In this way, in the second embodiment, the fluid force acting in the rotational direction around the axis of the rotary valve 8A can be measured.

In addition, in this second embodiment, the case where the one-way valve type rotary valve 8A is measured is explained as an example, but it is also possible to measure the fluid force acting on other spool valves such as two-way valves and four-way valves. . However, in this case, the valve sleeve 7 will of course be replaced with one that is compatible with this. Further, the strain gauge used in the first and second embodiments may be replaced with other piezoelectric elements or the like.

(Effects of the invention) The present invention eliminates the influence of other transmission systems that should be linked to the valve and the influence of the driving force for operating the valve, and reduces only the fluid force of the controlled fluid acting on the valve.

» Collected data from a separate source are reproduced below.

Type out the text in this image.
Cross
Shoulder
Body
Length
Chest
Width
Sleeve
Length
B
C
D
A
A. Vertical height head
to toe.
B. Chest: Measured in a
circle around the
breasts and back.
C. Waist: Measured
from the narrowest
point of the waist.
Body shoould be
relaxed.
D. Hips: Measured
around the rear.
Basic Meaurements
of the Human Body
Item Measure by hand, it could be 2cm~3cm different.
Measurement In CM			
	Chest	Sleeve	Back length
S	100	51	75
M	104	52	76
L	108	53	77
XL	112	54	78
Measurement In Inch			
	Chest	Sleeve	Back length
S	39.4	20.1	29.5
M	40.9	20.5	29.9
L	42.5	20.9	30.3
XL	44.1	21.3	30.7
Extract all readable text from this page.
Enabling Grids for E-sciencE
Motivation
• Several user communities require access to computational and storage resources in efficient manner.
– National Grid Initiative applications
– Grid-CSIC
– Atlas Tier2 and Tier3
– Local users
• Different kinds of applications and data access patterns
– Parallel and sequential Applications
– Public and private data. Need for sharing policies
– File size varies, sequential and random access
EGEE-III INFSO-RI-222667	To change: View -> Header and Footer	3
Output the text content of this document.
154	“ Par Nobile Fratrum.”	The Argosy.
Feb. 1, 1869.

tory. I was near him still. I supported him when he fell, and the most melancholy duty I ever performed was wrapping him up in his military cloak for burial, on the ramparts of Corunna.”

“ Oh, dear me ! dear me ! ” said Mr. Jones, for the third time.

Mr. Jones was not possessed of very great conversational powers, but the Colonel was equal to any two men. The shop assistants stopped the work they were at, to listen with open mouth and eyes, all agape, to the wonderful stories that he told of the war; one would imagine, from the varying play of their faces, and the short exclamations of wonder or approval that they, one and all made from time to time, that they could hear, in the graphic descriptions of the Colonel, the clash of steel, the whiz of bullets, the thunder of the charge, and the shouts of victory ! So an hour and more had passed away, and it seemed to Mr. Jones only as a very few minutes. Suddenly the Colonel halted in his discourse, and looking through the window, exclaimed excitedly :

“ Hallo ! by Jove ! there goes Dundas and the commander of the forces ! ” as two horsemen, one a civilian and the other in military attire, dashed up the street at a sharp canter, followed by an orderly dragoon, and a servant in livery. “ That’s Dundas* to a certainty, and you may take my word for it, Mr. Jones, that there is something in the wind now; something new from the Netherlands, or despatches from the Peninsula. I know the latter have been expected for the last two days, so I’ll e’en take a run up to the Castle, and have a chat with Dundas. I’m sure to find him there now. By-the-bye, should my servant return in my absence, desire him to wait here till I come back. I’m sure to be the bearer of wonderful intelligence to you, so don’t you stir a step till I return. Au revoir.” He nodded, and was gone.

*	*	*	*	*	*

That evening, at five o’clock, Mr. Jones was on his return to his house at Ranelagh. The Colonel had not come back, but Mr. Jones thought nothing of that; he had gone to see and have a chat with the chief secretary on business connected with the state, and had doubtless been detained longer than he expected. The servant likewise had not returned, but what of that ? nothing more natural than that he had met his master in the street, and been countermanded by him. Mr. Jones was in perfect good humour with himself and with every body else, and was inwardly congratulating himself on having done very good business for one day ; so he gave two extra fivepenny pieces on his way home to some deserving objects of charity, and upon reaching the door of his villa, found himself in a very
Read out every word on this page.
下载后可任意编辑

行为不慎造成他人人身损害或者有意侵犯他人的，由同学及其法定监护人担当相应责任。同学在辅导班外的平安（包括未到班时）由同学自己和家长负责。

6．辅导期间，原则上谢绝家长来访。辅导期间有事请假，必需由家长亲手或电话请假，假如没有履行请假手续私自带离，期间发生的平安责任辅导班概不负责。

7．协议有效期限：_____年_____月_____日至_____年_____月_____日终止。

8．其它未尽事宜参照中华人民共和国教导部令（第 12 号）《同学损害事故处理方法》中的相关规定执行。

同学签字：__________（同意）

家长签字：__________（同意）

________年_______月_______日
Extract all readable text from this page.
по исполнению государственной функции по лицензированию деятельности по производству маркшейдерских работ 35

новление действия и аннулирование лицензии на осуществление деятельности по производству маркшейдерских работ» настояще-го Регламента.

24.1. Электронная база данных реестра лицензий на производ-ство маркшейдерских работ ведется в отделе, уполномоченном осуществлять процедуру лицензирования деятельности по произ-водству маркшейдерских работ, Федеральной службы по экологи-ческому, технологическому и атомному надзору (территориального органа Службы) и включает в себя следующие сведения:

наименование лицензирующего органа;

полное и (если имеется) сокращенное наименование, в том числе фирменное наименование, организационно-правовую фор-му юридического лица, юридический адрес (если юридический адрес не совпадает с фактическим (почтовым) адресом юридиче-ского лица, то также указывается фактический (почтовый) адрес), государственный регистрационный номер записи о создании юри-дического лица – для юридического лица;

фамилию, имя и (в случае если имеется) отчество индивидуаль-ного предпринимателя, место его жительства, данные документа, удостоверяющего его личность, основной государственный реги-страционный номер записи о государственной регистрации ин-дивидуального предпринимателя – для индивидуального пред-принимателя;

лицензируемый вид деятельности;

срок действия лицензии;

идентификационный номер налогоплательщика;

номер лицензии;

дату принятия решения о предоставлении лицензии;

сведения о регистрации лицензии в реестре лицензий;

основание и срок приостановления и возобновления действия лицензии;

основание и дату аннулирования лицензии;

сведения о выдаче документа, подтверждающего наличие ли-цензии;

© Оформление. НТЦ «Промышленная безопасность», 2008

Can be detected and measured.

Furthermore, it is possible to accurately grasp the correspondence between this fluid force and the amount of displacement of the valve.

[Brief explanation of the drawing]

Fig. 1 is an explanatory diagram showing the state in which fluid force acts on the valve, Fig. 2 is a side sectional view showing the first embodiment of the invention, and Fig. 3 is a side sectional view showing the second embodiment of the invention. , FIG. 4 is an explanatory diagram showing the measurement results of the amount of movement of the spool valve and the fluid force. 10,10A...load cell, 15...strength gauge, 17...threaded rod, 18...handle,
19...differential transformer, 20...potentiometer.

Claims (1)

[Claims for Utility Model Registration] A fluid force measuring device comprising a fluid control valve housed in a valve housing equipped with a flow path system for controlled fluid such as a pump port, reservoir port, and outflow port, The valve is connected to a valve displacement member which can be displaced by any amount in the same direction as the operating direction of the valve and can be fixed at any displacement position through an elastic member to which a strain gauge is attached, A fluid control valve comprising: a mechanism for measuring the amount of displacement of the valve displacement member; and a mechanism for measuring the force that displaces the valve relative to the valve displacement member as the amount of strain deformation of the elastic member. A fluid force measurement device for a controlled fluid acting on a fluid.